Se provassi a pronunciarlo senza leggerlo probabilmente non né sarei capace eppure per anni ne ho portato uno al collo. Faravahar. Sono dovuto venire fino a qui per capire cosa rappresenta quella specie di aquila d'oro che portavo al collo. Anche io, per parecchio tempo, l'ho scambiato per il rapace regale, fin quando non l'ho riposto in un cassetto e non ci ho pensato più.
Il ciondolo me lo regalò mia madre qualche tempo fa, dopo tanti anni, era finalmente riuscita a tornare in Iran anche se solo per una vacanza. Il mio ciondolo è modellato su una foglio d'oro. Quell'estate mamma è andata a visitare le rovine di Persepoli con tutti i parenti e me lo ha portato in regalo al suo ritorno a Roma.
E' il simbolo dell'antica civiltà persiana e molti iraniani lo portano al collo ancora oggi.

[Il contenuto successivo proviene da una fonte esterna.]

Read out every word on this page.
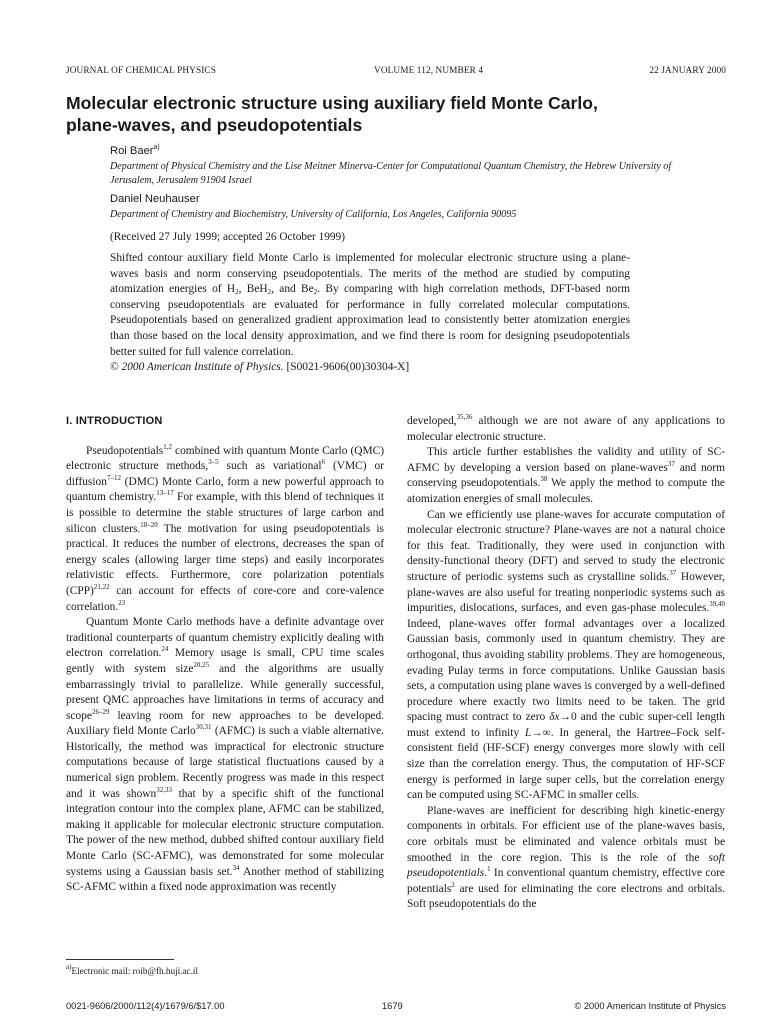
JOURNAL OF CHEMICAL PHYSICS	VOLUME 112, NUMBER 4	22 JANUARY 2000
Molecular electronic structure using auxiliary field Monte Carlo,
plane-waves, and pseudopotentials
Roi Baer$^{a)}$
Department of Physical Chemistry and the Lise Meitner Minerva-Center for Computational Quantum Chemistry, the Hebrew University of Jerusalem, Jerusalem 91904 Israel
Daniel Neuhauser
Department of Chemistry and Biochemistry, University of California, Los Angeles, California 90095
(Received 27 July 1999; accepted 26 October 1999)

Shifted contour auxiliary field Monte Carlo is implemented for molecular electronic structure using a plane-waves basis and norm conserving pseudopotentials. The merits of the method are studied by computing atomization energies of $H_2$, BeH$_2$, and $Be_2$. By comparing with high correlation methods, DFT-based norm conserving pseudopotentials are evaluated for performance in fully correlated molecular computations. Pseudopotentials based on generalized gradient approximation lead to consistently better atomization energies than those based on the local density approximation, and we find there is room for designing pseudopotentials better suited for full valence correlation.
© 2000 American Institute of Physics. [S0021-9606(00)30304-X]

I. INTRODUCTION

Pseudopotentials$^{1,2}$ combined with quantum Monte Carlo (QMC) electronic structure methods,$^{3-5}$ such as variational$^6$ (VMC) or diffusion$^{7-12}$ (DMC) Monte Carlo, form a new powerful approach to quantum chemistry.$^{13-17}$ For example, with this blend of techniques it is possible to determine the stable structures of large carbon and silicon clusters.$^{18-20}$ The motivation for using pseudopotentials is practical. It reduces the number of electrons, decreases the span of energy scales (allowing larger time steps) and easily incorporates relativistic effects. Furthermore, core polarization potentials (CPP)$^{21,22}$ can account for effects of core-core and core-valence correlation.$^{23}$

Quantum Monte Carlo methods have a definite advantage over traditional counterparts of quantum chemistry explicitly dealing with electron correlation.$^{24}$ Memory usage is small, CPU time scales gently with system size$^{20,25}$ and the algorithms are usually embarrassingly trivial to parallelize. While generally successful, present QMC approaches have limitations in terms of accuracy and scope$^{26-29}$ leaving room for new approaches to be developed. Auxiliary field Monte Carlo$^{30,31}$ (AFMC) is such a viable alternative. Historically, the method was impractical for electronic structure computations because of large statistical fluctuations caused by a numerical sign problem. Recently progress was made in this respect and it was shown$^{32,33}$ that by a specific shift of the functional integration contour into the complex plane, AFMC can be stabilized, making it applicable for molecular electronic structure computation. The power of the new method, dubbed shifted contour auxiliary field Monte Carlo (SC-AFMC), was demonstrated for some molecular systems using a Gaussian basis set.$^{34}$ Another method of stabilizing SC-AFMC within a fixed node approximation was recently

developed,$^{35,36}$ although we are not aware of any applications to molecular electronic structure.

This article further establishes the validity and utility of SC-AFMC by developing a version based on plane-waves$^{37}$ and norm conserving pseudopotentials.$^{38}$ We apply the method to compute the atomization energies of small molecules.

Can we efficiently use plane-waves for accurate computation of molecular electronic structure? Plane-waves are not a natural choice for this feat. Traditionally, they were used in conjunction with density-functional theory (DFT) and served to study the electronic structure of periodic systems such as crystalline solids.$^{37}$ However, plane-waves are also useful for treating nonperiodic systems such as impurities, dislocations, surfaces, and even gas-phase molecules.$^{39,40}$ Indeed, plane-waves offer formal advantages over a localized Gaussian basis, commonly used in quantum chemistry. They are orthogonal, thus avoiding stability problems. They are homogeneous, evading Pulay terms in force computations. Unlike Gaussian basis sets, a computation using plane waves is converged by a well-defined procedure where exactly two limits need to be taken. The grid spacing must contract to zero δx→0 and the cubic super-cell length must extend to infinity L→∞. In general, the Hartree–Fock self-consistent field (HF-SCF) energy converges more slowly with cell size than the correlation energy. Thus, the computation of HF-SCF energy is performed in large super cells, but the correlation energy can be computed using SC-AFMC in smaller cells.

Plane-waves are inefficient for describing high kinetic-energy components in orbitals. For efficient use of the plane-waves basis, core orbitals must be eliminated and valence orbitals must be smoothed in the core region. This is the role of the soft pseudopotentials.$^1$ In conventional quantum chemistry, effective core potentials$^2$ are used for eliminating the core electrons and orbitals. Soft pseudopotentials do the

$^{a)}$Electronic mail: roib@fh.huji.ac.il
0021-9606/2000/112(4)/1679/6/$17.00	1679	© 2000 American Institute of Physics
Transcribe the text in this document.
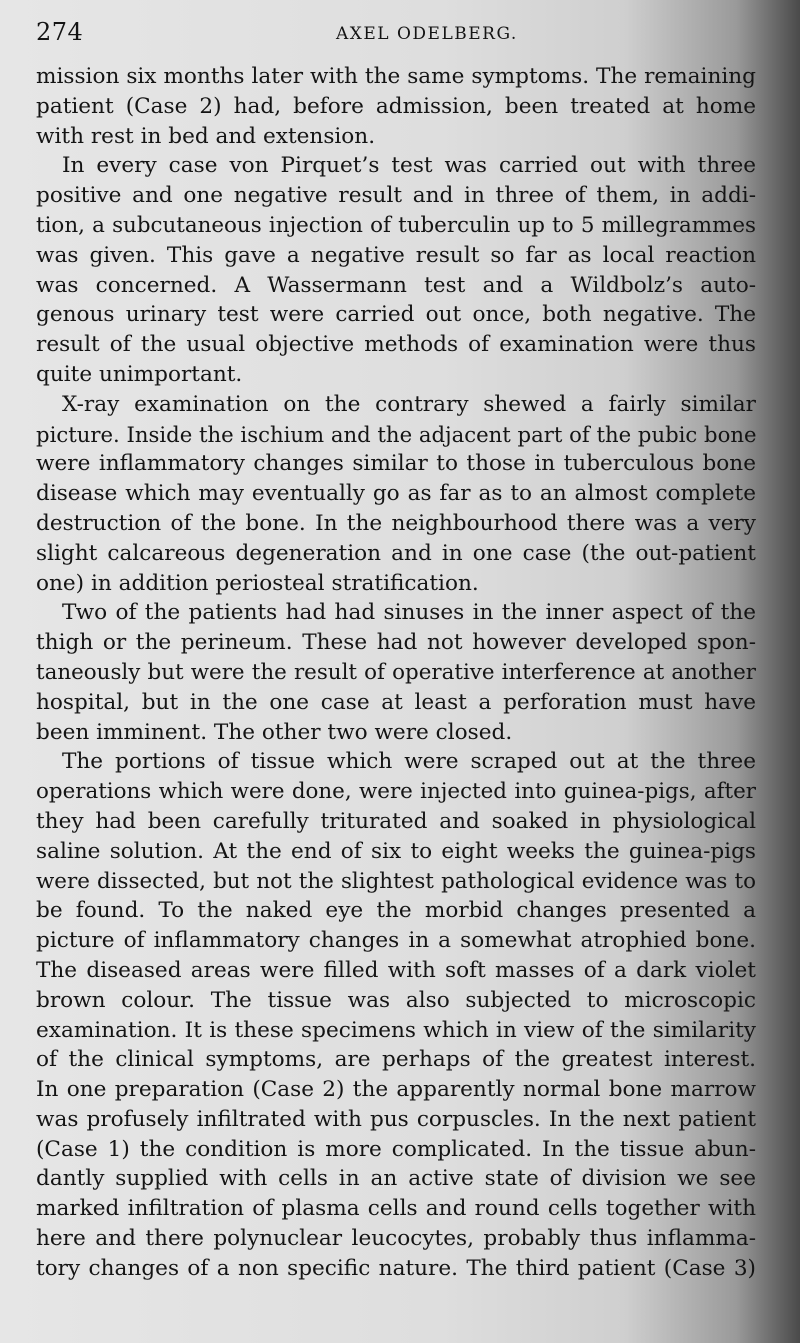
274	AXEL ODELBERG.
mission six months later with the same symptoms. The remaining
patient (Case 2) had, before admission, been treated at home
with rest in bed and extension.
In every case von Pirquet’s test was carried out with three
positive and one negative result and in three of them, in addi-
tion, a subcutaneous injection of tuberculin up to 5 millegrammes
was given. This gave a negative result so far as local reaction
was concerned. A Wassermann test and a Wildbolz’s auto-
genous urinary test were carried out once, both negative. The
result of the usual objective methods of examination were thus
quite unimportant.
X-ray examination on the contrary shewed a fairly similar
picture. Inside the ischium and the adjacent part of the pubic bone
were inflammatory changes similar to those in tuberculous bone
disease which may eventually go as far as to an almost complete
destruction of the bone. In the neighbourhood there was a very
slight calcareous degeneration and in one case (the out-patient
one) in addition periosteal stratification.
Two of the patients had had sinuses in the inner aspect of the
thigh or the perineum. These had not however developed spon-
taneously but were the result of operative interference at another
hospital, but in the one case at least a perforation must have
been imminent. The other two were closed.
The portions of tissue which were scraped out at the three
operations which were done, were injected into guinea-pigs, after
they had been carefully triturated and soaked in physiological
saline solution. At the end of six to eight weeks the guinea-pigs
were dissected, but not the slightest pathological evidence was to
be found. To the naked eye the morbid changes presented a
picture of inflammatory changes in a somewhat atrophied bone.
The diseased areas were filled with soft masses of a dark violet
brown colour. The tissue was also subjected to microscopic
examination. It is these specimens which in view of the similarity
of the clinical symptoms, are perhaps of the greatest interest.
In one preparation (Case 2) the apparently normal bone marrow
was profusely infiltrated with pus corpuscles. In the next patient
(Case 1) the condition is more complicated. In the tissue abun-
dantly supplied with cells in an active state of division we see
marked infiltration of plasma cells and round cells together with
here and there polynuclear leucocytes, probably thus inflamma-
tory changes of a non specific nature. The third patient (Case 3)
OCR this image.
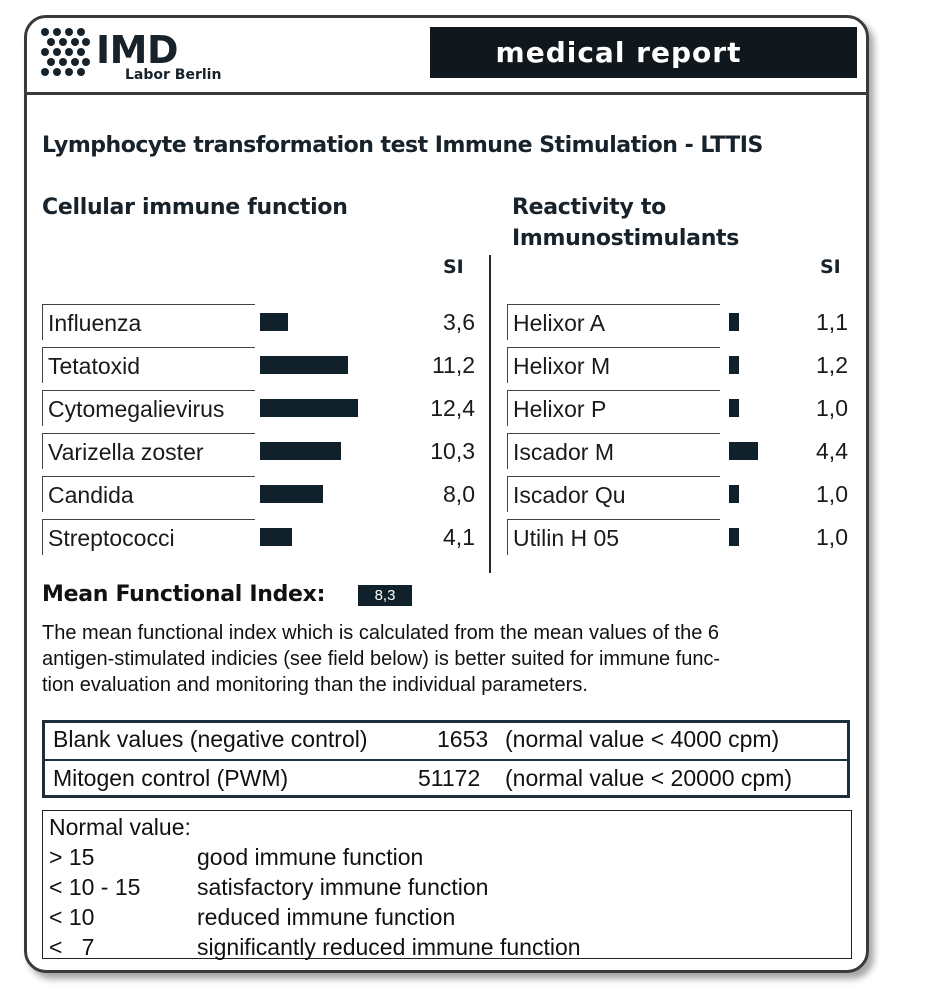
IMD
Labor Berlin
medical report
Lymphocyte transformation test Immune Stimulation - LTTIS
Cellular immune function
SI
Influenza	3,6
Tetatoxid	11,2
Cytomegalievirus	12,4
Varizella zoster	10,3
Candida	8,0
Streptococci	4,1
Reactivity to
Immunostimulants
SI
Helixor A	1,1
Helixor M	1,2
Helixor P	1,0
Iscador M	4,4
Iscador Qu	1,0
Utilin H 05	1,0
Mean Functional Index:	8,3
The mean functional index which is calculated from the mean values of the 6
antigen-stimulated indicies (see field below) is better suited for immune func-
tion evaluation and monitoring than the individual parameters.
Blank values (negative control)	1653 (normal value < 4000 cpm)
Mitogen control (PWM)	51172 (normal value < 20000 cpm)
Normal value:
> 15	good immune function
< 10 - 15 satisfactory immune function
< 10	reduced immune function
<   7	significantly reduced immune function
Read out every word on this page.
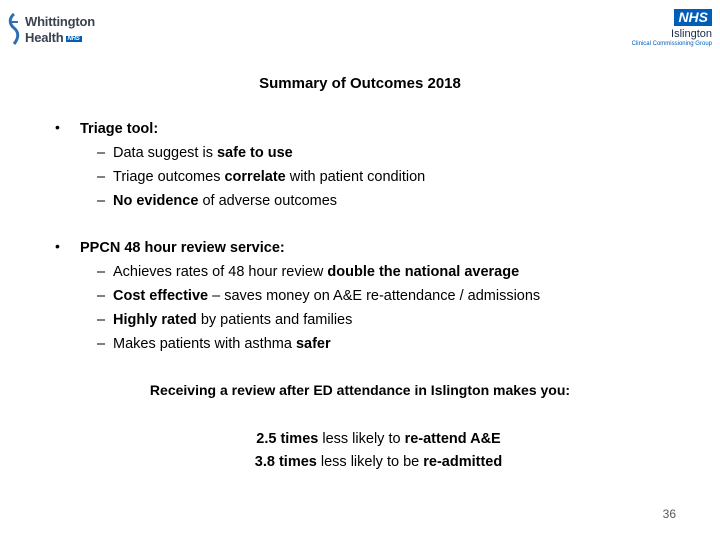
Whittington
Health NHS
NHS
Islington
Clinical Commissioning Group
Summary of Outcomes 2018
• Triage tool:
– Data suggest is safe to use
– Triage outcomes correlate with patient condition
– No evidence of adverse outcomes
• PPCN 48 hour review service:
– Achieves rates of 48 hour review double the national average
– Cost effective – saves money on A&E re-attendance / admissions
– Highly rated by patients and families
– Makes patients with asthma safer
Receiving a review after ED attendance in Islington makes you:
2.5 times less likely to re-attend A&E
3.8 times less likely to be re-admitted
36
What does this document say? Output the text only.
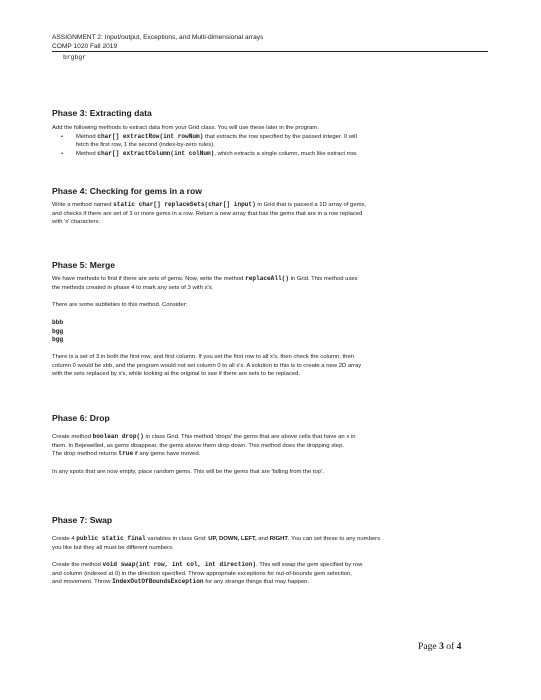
ASSIGNMENT 2: Input/output, Exceptions, and Multi-dimensional arrays
COMP 1020 Fall 2019
brgbgr

Phase 3: Extracting data

Add the following methods to extract data from your Grid class. You will use these later in the program.

• Method char[] extractRow(int rowNum) that extracts the row specified by the passed integer. 0 will
fetch the first row, 1 the second (index-by-zero rules).
• Method char[] extractColumn(int colNum), which extracts a single column, much like extract row.

Phase 4: Checking for gems in a row

Write a method named static char[] replaceSets(char[] input) in Grid that is passed a 1D array of gems,
and checks if there are set of 3 or more gems in a row. Return a new array that has the gems that are in a row replaced
with 'x' characters.

Phase 5: Merge

We have methods to find if there are sets of gems. Now, write the method replaceAll() in Grid. This method uses
the methods created in phase 4 to mark any sets of 3 with x's.

There are some subtleties to this method. Consider:

bbb
bgg
bgg

There is a set of 3 in both the first row, and first column. If you set the first row to all x's, then check the column, then
column 0 would be xbb, and the program would not set column 0 to all x's. A solution to this is to create a new 2D array
with the sets replaced by x's, while looking at the original to see if there are sets to be replaced.

Phase 6: Drop

Create method boolean drop() in class Grid. This method 'drops' the gems that are above cells that have an x in
them. In Bejewelled, as gems disappear, the gems above them drop down. This method does the dropping step.
The drop method returns true if any gems have moved.

In any spots that are now empty, place random gems. This will be the gems that are 'falling from the top'.

Phase 7: Swap

Create 4 public static final variables in class Grid: UP, DOWN, LEFT, and RIGHT. You can set these to any numbers
you like but they all must be different numbers.

Create the method void swap(int row, int col, int direction). This will swap the gem specified by row
and column (indexed at 0) in the direction specified. Throw appropriate exceptions for out-of-bounds gem selection,
and movement. Throw IndexOutOfBoundsException for any strange things that may happen.

Page 3 of 4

Io mi chiamo Rosbeh ma molti mi conoscono come Thomas. Sono nato a Roma da genitori iraniani ed è solo per un caso del destino che sono rimasto a vivere a lì. Sono cresciuto in Italia, la mia educazione è tricolore e mi sono sempre sentito italiano piuttosto che iraniano. L'appartenza all'Iran l'avevo rimossa, superata, messa in un cassetto insieme a quel ciondolo in pratica. Eppure il destino beffardamente me lo ha ricordato con una proposta di lavoro. E' stata una di quelle proposte che ti fanno un paio di volte nella vita, di quelle che difficilmente riesci a rifiutare e ne parli a casa e si decide tutti insieme. E non sto parlando di soldi. Cmq tra le condizioni c'era quella di venire a Tehran per almeno un annetto...
... Tornare a Tehran? e chi ci avrebbe mai pensato?
E allora eccomi qui, in un posto che è tutto tranne quello che mi immaginavo. E' passato un po di tempo ed ora sono qui, accompagnato da un decina di Italiani. Ed è qui che mi ritrovo a ripensare a quel ciondolo nel cassetto e a scoprire, dopo una rapida ricerca, che non è un'aquila.
E' un cerchio alato, simbolo della connessione col divino, come l'antico
ra egizio. Il cerchio è intorno ad un uomo, probabilmente Dario il grade o l'angelo custode di Zarhatustra (in realtà non si sa). L'uomo tende in avanti la mano destra e nella sinistra stringe un anello.
Sono dovuto tornare fin qui per accorgermi che quel ciondolo non era un'aquila? Ce l'ho sempre avuto davanti agli occhi ma non l'avevo mai guardato veramente. I miei occhi da occidentale vedevano un'aquila, come quelle degli aviatori americani o quella della Lazio. Né avevo mai aperto wikipedia per andare a vedere che cosa rappresentava. La verità è che non me né importato mai molto talmente era lontano da me.
Allo stesso modo ho pensato all'Iran fino ad oggi, l'ho sempre guardata e giudicata con gli occhi da occidentale. Con i pregiudizi e la presunzione di chi il mondo pensa di avercelo in tasca, di sapere tutto e lo affronta un po' annoiato, sempre a guardare dentro ad un cellulare, piuttosto che aprire gli occhi e andare a vedere di persona.
Quante altre cose ho dato per scontato oltre a quel ciondolo, il legame con questa terra che ho nei geni, la mia famiglia, la cultura.
Ecco perché questo blog l'ho voluto chiamare così. Ogni giorno ci accorgiamo che niente è scontato qui. Che la propaganda occidentale ci aveva raccontato tante fandonie su questo posto. Certo i problemi non mancano, come anche le situazioni buffe, assurde, paradossali, pericolose. Vi lascio immaginare il vice-presidente senza scarpe sopra un tappeto, lo stesso dove dovrà mangiare piuttosto che la gentilezza degli estranei che ti chiamano il taxi, ti offrono il tè, ti invitano a scaldarti al fuoco e tu gli avevi chiesto solo un'informazione.
Stiamo affrontando un viaggio nella terra del ciondolo di Faravahar insomma e questo è il diario di quel viaggio.